Who is the hottest couple on Yale’s campus? Yale College Council President Rebecca Taber ’08 and star running back Mike McLeod ’09 — at least according to JuicyCampus.com.

The Web site, launched last August by 2005 Duke University graduate Matt Ivester, allows students at almost 60 colleges to anonymously start threads and post comments.

Students at several colleges across the country have expressed concern about the Web site, which they say provides an anonymous forum on which to bash classmates. But response to the site at Yale has been relatively muted, likely because many Elis are unaware of its existence.

The Student Government Association at Pepperdine University in Malibu, Calif., passed a resolution last month encouraging the school’s administration to bar the online forum from the campus network. And after a student posted a thread in which he threatened to shoot people at Loyola Marymount University in December, outraged students there founded an 860-member Facebook group entitled “Ban JuicyCampus.”

Those efforts to outlaw the Web site come at a time when two Yale Law School students are pursuing legal action against anonymous posters to AutoAdmit.com — an online discussion forum for those applying to law schools — for allegedly libelous comments added to that site in 2006 and early last year.

But JuicyCampus has not provoked a similar response among undergraduates here, despite the presence on the site of threads that target individual students. Posters to the site have mentioned specific student names in discussions such as “craziest bitch on the Yale campus” and “most overrated person at Yale.”

Ivester could not be reached for comment over the weekend.

Until contacted by the News, Gary DeTurck ’08, whom posters to the Web site have proclaimed the “most eligible bachelor at Yale,” said he had never visited JuicyCampus.

“It’s not hard to imagine a forum like JuicyCampus getting out of hand, and frankly I’d be happier if it didn’t exist or if Yale weren’t a part of it,” DeTurck wrote in an e-mail.

Clay Turner ’08, who, according to one JuicyCampus thread, is “most likely to be president,” also was previously unaware of the site’s existence.
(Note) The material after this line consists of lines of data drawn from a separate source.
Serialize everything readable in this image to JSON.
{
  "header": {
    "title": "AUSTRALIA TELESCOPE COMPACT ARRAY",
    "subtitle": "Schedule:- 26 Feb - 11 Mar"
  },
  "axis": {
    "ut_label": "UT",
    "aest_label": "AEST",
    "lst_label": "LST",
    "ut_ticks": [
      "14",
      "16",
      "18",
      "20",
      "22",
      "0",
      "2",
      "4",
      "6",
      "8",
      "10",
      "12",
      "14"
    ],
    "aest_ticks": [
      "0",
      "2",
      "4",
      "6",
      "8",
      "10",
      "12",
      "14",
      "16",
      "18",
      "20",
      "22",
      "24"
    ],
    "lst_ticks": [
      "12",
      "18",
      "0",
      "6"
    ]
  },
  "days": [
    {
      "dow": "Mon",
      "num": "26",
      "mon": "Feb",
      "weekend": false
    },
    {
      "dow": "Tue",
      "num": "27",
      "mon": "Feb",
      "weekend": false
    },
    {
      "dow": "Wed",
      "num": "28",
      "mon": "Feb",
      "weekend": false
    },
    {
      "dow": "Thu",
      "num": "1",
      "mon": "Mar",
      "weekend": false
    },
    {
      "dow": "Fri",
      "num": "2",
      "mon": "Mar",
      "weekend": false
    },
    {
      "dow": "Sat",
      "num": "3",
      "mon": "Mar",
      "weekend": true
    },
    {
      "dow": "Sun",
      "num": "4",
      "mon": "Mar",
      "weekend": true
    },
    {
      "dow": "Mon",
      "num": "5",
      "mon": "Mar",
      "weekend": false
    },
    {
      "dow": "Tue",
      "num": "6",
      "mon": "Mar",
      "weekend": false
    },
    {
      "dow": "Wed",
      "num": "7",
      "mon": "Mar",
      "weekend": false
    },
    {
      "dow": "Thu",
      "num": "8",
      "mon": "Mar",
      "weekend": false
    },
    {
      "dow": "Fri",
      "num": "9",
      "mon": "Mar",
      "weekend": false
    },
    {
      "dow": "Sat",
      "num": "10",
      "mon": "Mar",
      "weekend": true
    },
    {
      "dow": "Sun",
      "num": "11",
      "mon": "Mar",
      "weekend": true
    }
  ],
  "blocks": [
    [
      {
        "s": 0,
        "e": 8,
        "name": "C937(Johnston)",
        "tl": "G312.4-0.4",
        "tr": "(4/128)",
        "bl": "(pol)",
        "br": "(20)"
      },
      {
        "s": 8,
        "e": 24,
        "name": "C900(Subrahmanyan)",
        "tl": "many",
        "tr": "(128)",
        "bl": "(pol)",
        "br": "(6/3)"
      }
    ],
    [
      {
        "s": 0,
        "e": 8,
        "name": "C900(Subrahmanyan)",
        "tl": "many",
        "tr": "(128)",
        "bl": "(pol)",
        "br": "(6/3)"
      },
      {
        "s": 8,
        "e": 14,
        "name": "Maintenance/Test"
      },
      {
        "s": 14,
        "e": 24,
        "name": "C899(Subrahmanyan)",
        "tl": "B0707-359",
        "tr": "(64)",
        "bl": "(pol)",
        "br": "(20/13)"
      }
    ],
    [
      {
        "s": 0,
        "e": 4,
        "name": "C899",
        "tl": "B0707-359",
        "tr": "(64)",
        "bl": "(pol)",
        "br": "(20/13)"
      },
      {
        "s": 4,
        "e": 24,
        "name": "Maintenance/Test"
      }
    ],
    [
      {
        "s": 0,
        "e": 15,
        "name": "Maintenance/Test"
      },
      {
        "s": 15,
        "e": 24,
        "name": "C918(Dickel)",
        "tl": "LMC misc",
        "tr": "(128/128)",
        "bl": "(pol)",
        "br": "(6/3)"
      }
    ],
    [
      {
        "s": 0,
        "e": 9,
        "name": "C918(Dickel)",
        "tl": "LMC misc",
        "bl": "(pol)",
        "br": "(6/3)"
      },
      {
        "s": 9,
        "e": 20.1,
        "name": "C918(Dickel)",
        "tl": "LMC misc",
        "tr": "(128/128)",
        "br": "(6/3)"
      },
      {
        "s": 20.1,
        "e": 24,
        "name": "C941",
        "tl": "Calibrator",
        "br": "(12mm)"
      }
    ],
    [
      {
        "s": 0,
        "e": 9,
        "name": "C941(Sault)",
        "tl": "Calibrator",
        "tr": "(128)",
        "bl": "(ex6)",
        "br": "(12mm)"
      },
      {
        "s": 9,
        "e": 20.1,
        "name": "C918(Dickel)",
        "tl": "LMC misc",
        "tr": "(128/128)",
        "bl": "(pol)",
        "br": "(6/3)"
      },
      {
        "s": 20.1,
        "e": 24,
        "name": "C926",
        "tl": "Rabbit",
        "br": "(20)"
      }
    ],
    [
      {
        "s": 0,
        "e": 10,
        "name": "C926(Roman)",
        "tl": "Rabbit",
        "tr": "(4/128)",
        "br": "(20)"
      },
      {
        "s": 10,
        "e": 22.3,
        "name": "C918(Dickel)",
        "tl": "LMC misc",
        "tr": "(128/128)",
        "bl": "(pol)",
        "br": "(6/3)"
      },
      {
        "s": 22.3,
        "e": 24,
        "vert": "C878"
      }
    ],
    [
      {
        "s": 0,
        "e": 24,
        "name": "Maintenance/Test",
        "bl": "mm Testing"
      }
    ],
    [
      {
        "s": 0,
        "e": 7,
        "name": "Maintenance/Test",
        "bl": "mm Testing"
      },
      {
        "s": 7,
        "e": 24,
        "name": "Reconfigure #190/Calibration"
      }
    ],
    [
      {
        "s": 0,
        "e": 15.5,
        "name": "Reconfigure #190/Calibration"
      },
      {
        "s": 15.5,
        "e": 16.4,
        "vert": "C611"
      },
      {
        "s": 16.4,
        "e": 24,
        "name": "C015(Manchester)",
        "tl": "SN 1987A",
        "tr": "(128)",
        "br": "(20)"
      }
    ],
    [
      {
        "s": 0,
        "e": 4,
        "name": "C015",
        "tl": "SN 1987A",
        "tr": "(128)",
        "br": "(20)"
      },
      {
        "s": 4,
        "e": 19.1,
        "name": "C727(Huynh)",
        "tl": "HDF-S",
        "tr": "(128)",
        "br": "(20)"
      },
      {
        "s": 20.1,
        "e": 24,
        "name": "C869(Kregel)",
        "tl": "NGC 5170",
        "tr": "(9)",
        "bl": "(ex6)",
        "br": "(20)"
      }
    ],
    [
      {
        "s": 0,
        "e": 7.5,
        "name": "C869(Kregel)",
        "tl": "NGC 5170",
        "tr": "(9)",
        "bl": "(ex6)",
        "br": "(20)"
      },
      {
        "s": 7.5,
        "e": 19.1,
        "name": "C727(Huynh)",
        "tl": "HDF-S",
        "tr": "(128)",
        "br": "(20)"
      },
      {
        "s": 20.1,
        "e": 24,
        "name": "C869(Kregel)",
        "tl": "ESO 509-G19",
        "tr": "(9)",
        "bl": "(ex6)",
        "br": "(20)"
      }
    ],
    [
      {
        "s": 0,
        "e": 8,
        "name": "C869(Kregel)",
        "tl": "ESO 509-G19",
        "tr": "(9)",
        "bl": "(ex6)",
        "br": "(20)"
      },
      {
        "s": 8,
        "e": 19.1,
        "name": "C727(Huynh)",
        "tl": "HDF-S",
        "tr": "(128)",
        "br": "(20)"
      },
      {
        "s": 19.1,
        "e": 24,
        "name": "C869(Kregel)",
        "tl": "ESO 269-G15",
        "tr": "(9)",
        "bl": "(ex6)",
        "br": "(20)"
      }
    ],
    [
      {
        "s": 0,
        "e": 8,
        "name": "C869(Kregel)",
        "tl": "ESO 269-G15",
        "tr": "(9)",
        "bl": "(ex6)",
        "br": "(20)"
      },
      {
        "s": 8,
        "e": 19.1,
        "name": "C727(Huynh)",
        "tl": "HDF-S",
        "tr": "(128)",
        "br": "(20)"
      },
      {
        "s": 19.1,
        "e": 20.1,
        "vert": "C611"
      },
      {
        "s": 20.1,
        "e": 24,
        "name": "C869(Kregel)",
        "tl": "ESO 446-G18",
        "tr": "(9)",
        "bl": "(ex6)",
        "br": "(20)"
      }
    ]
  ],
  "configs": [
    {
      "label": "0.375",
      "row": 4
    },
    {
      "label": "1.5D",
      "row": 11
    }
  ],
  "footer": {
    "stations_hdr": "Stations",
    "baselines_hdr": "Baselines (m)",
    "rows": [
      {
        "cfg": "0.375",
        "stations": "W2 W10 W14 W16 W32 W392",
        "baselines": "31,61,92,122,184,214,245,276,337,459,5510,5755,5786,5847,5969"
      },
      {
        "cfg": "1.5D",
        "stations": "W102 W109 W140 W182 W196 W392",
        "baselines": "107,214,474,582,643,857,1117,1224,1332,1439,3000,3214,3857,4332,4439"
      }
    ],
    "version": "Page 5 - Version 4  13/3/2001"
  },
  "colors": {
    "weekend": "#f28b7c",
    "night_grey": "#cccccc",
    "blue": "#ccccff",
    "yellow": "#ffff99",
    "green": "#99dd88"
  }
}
But he said the concept of the site does not bother him, since he is “pretty pro-free speech.”

According to JuicyCampus’ FAQ page, those who wish to remove a comment have little to no recourse. The FAQ page admonishes users concerned about the truthfulness of items posted on the site to consider whether statements are fact or opinion.

“Facts can be untrue. Opinions can be stupid, or ignorant, or mean-spirited, but they can’t be untrue,” the page reads. Those who object to posts on factual grounds are instructed to give the posts “a big thumbs down” by clicking an icon next to the post to express disapproval.

While a hand gesture may seem to some students to be an unsatisfying response to public defamation, there is little that students can legally do to combat slander on JuicyCampus, said Lynn LoPucki, a professor at the UCLA School of Law. Since the Web site’s operators are protected against liability, she said, it is difficult to track down anonymous posters to bring them to court.

Lawyers for the law students targeted on AutoAdmit gained approval from a judge last month to subpoena Internet service providers in the hopes of identifying 39 anonymous posters to that site.